424 - Prier pour ceux qui sont partis devant…

Dans l’expérience du deuil, il est un second mouvement possible : il consiste à ne plus enfermer nos défunts dans les souvenirs d’un passé à jamais perdu mais de les regarder comme ceux qui sont partis devant, comme des éclaireurs sur le chemin de la Vie.

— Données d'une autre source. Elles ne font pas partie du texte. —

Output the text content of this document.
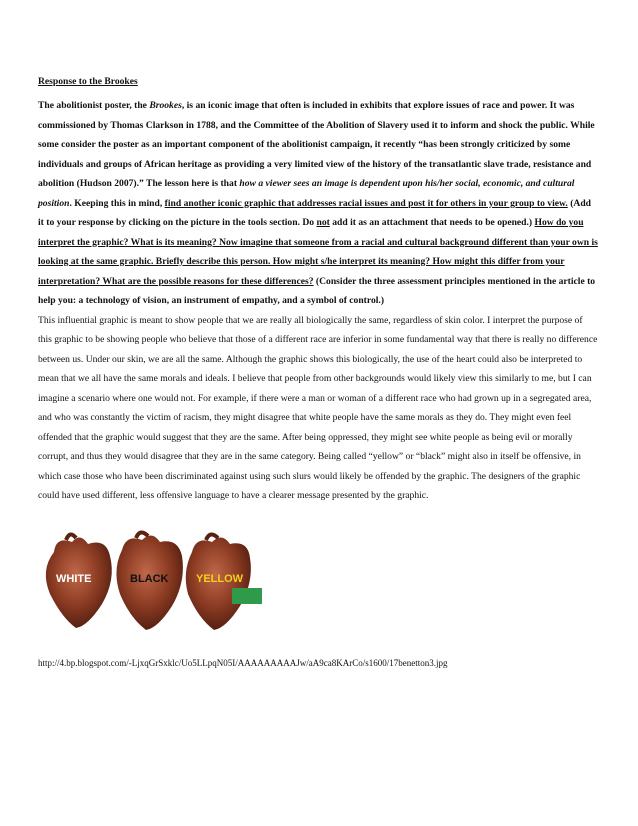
Response to the Brookes

The abolitionist poster, the Brookes, is an iconic image that often is included in exhibits that explore issues of race and power. It was commissioned by Thomas Clarkson in 1788, and the Committee of the Abolition of Slavery used it to inform and shock the public. While some consider the poster as an important component of the abolitionist campaign, it recently “has been strongly criticized by some individuals and groups of African heritage as providing a very limited view of the history of the transatlantic slave trade, resistance and abolition (Hudson 2007).” The lesson here is that how a viewer sees an image is dependent upon his/her social, economic, and cultural position. Keeping this in mind, find another iconic graphic that addresses racial issues and post it for others in your group to view. (Add it to your response by clicking on the picture in the tools section. Do not add it as an attachment that needs to be opened.) How do you interpret the graphic? What is its meaning? Now imagine that someone from a racial and cultural background different than your own is looking at the same graphic. Briefly describe this person. How might s/he interpret its meaning? How might this differ from your interpretation? What are the possible reasons for these differences? (Consider the three assessment principles mentioned in the article to help you: a technology of vision, an instrument of empathy, and a symbol of control.)

This influential graphic is meant to show people that we are really all biologically the same, regardless of skin color. I interpret the purpose of this graphic to be showing people who believe that those of a different race are inferior in some fundamental way that there is really no difference between us. Under our skin, we are all the same. Although the graphic shows this biologically, the use of the heart could also be interpreted to mean that we all have the same morals and ideals. I believe that people from other backgrounds would likely view this similarly to me, but I can imagine a scenario where one would not. For example, if there were a man or woman of a different race who had grown up in a segregated area, and who was constantly the victim of racism, they might disagree that white people have the same morals as they do. They might even feel offended that the graphic would suggest that they are the same. After being oppressed, they might see white people as being evil or morally corrupt, and thus they would disagree that they are in the same category. Being called “yellow” or “black” might also in itself be offensive, in which case those who have been discriminated against using such slurs would likely be offended by the graphic. The designers of the graphic could have used different, less offensive language to have a clearer message presented by the graphic.

WHITE	BLACK	YELLOW
http://4.bp.blogspot.com/-LjxqGrSxklc/Uo5LLpqN05I/AAAAAAAAAJw/aA9ca8KArCo/s1600/17benetton3.jpg
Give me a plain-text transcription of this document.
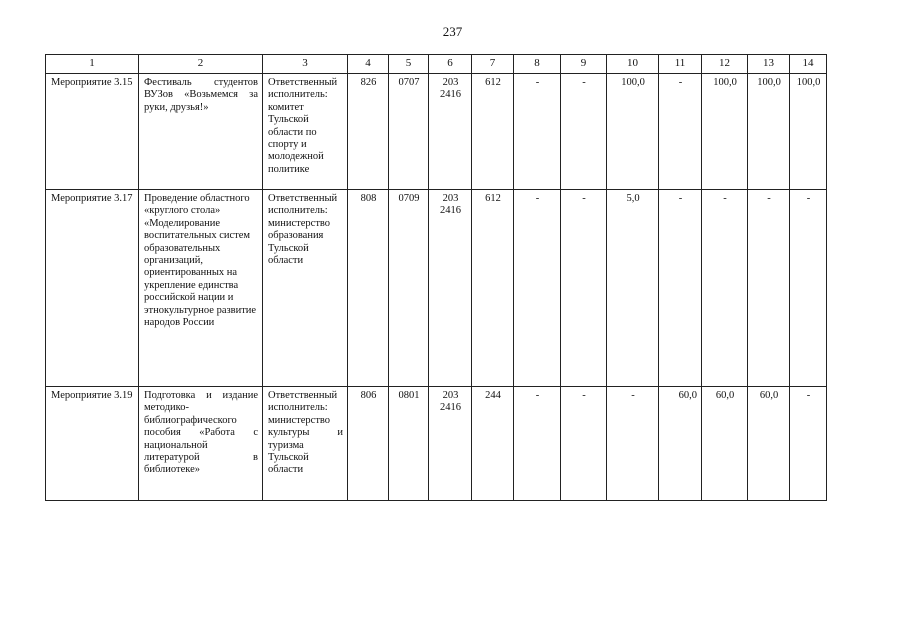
237
1	2	3	4	5	6	7	8	9	10	11	12	13	14
Мероприятие 3.15	Фестиваль студентов ВУЗов «Возьмемся за руки, друзья!»	Ответственный исполнитель: комитет Тульской области по спорту и молодежной политике	826	0707	203 2416	612	-	-	100,0	-	100,0	100,0	100,0
Мероприятие 3.17	Проведение областного «круглого стола» «Моделирование воспитательных систем образовательных организаций, ориентированных на укрепление единства российской нации и этнокультурное развитие народов России	Ответственный исполнитель: министерство образования Тульской области	808	0709	203 2416	612	-	-	5,0	-	-	-	-
Мероприятие 3.19	Подготовка и издание методико-библиографического пособия «Работа с национальной литературой в библиотеке»	Ответственный исполнитель: министерство культуры и туризма Тульской области	806	0801	203 2416	244	-	-	-	60,0	60,0	60,0	-
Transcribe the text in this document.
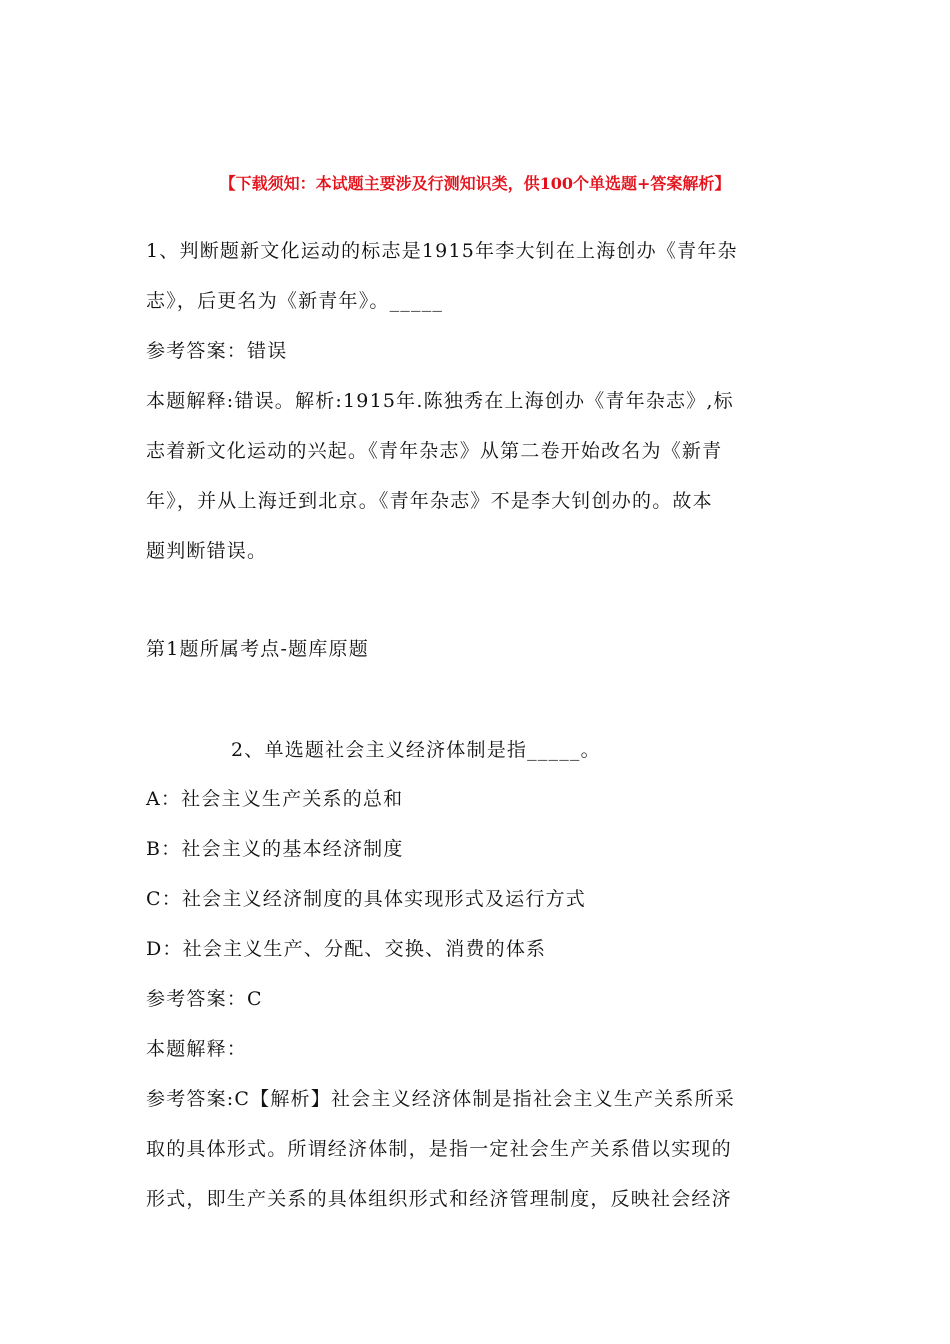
【下载须知：本试题主要涉及行测知识类，供100个单选题+答案解析】
1、判断题新文化运动的标志是1915年李大钊在上海创办《青年杂
志》，后更名为《新青年》。_____
参考答案：错误
本题解释:错误。解析:1915年.陈独秀在上海创办《青年杂志》,标
志着新文化运动的兴起。《青年杂志》从第二卷开始改名为《新青
年》，并从上海迁到北京。《青年杂志》不是李大钊创办的。故本
题判断错误。
第1题所属考点-题库原题
2、单选题社会主义经济体制是指_____。
A：社会主义生产关系的总和
B：社会主义的基本经济制度
C：社会主义经济制度的具体实现形式及运行方式
D：社会主义生产、分配、交换、消费的体系
参考答案：C
本题解释：
参考答案:C【解析】社会主义经济体制是指社会主义生产关系所采
取的具体形式。所谓经济体制，是指一定社会生产关系借以实现的
形式，即生产关系的具体组织形式和经济管理制度，反映社会经济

L'Édito du 3 novembre 2019

          Nous savons tous ce que signifie perdre un être cher. Tous, nous avons été frappés de près ou de loin par la mort d’un proche. Ces jours-ci, l’Église prie pour les défunts ; ce week-end nous nous rassemblons dans les cimetières de nos communes et au cours des quatre messes de ce dimanche nous portons dans notre prière tous les défunts de l’année. Mais cette prière n’a rien de sinistre ; elle repose au contraire sur la conviction qu’avec la mort physique, la vie n’est pas détruite mais elle est transformée ; le lien n’est pas coupé mais il entre dans une nouvelle dimension. 

 

          Lorsque nous pensons à nos défunts, notre premier mouvement est toujours la tristesse, la nostalgie d’un passé perdu, la douleur de la séparation. Il est inévitable de passer par ces moments mais il faut éviter de s’y enfermer au risque de rester tournés vers un passé perdu, voire dans l’amertume ou le ressentiment contre Dieu. Et au fond, ne plus vivre vraiment… 

 

          Mais, dans l’expérience du deuil, il est un second mouvement possible : c’est comme quelque chose d’imperceptible qui se passe en nous. Et l’on se réveille un beau matin avec la certitude d’un lien, d’une communion entre eux et nous, d’une nouvelle manière pour nos proches défunts d’être présents à nos vies. Lorsque nous prions pour nos défunts, nous sommes animés de cette foi : la communion de la prière - ce lien invisible que Dieu créé entre nous - est plus fort que la mort. 

 

          Ce second mouvement dans le deuil est comme une conversion, un changement du regard : il consiste à ne plus enfermer nos défunts dans les souvenirs d’un passé à jamais perdu mais de les regarder comme ceux qui sont partis devant, comme des éclaireurs sur le chemin de la Vie. Cette conversion intérieure n’épargne pas du chagrin bien entendu mais elle nous apprend à regarder autrement l’avenir et à nous tourner résolument vers la Vie ! C’est uniquement lorsque l’on cesse de s’agripper à cette vie comme notre seul espoir que l’on commence à vivre réellement. C’est seulement lorsque la mort est accueillie comme partie intégrante de la Vie qu’elle est vaincue, engloutie dans une Vie plus grande. 

 

          L’Église porte dans sa prière tous ses enfants y compris ceux qui nous ont précédés. Car nos défunts sont vivants, plus vivants que nous ; ils sont simplement partis devant, simplement un peu plus avancés que nous sur le chemin de la Vie ! C’est nous qui ne sommes encore qu’imparfaitement vivants mais en priant Dieu pour eux nous faisons déjà l’expérience de cette Vie en plénitude.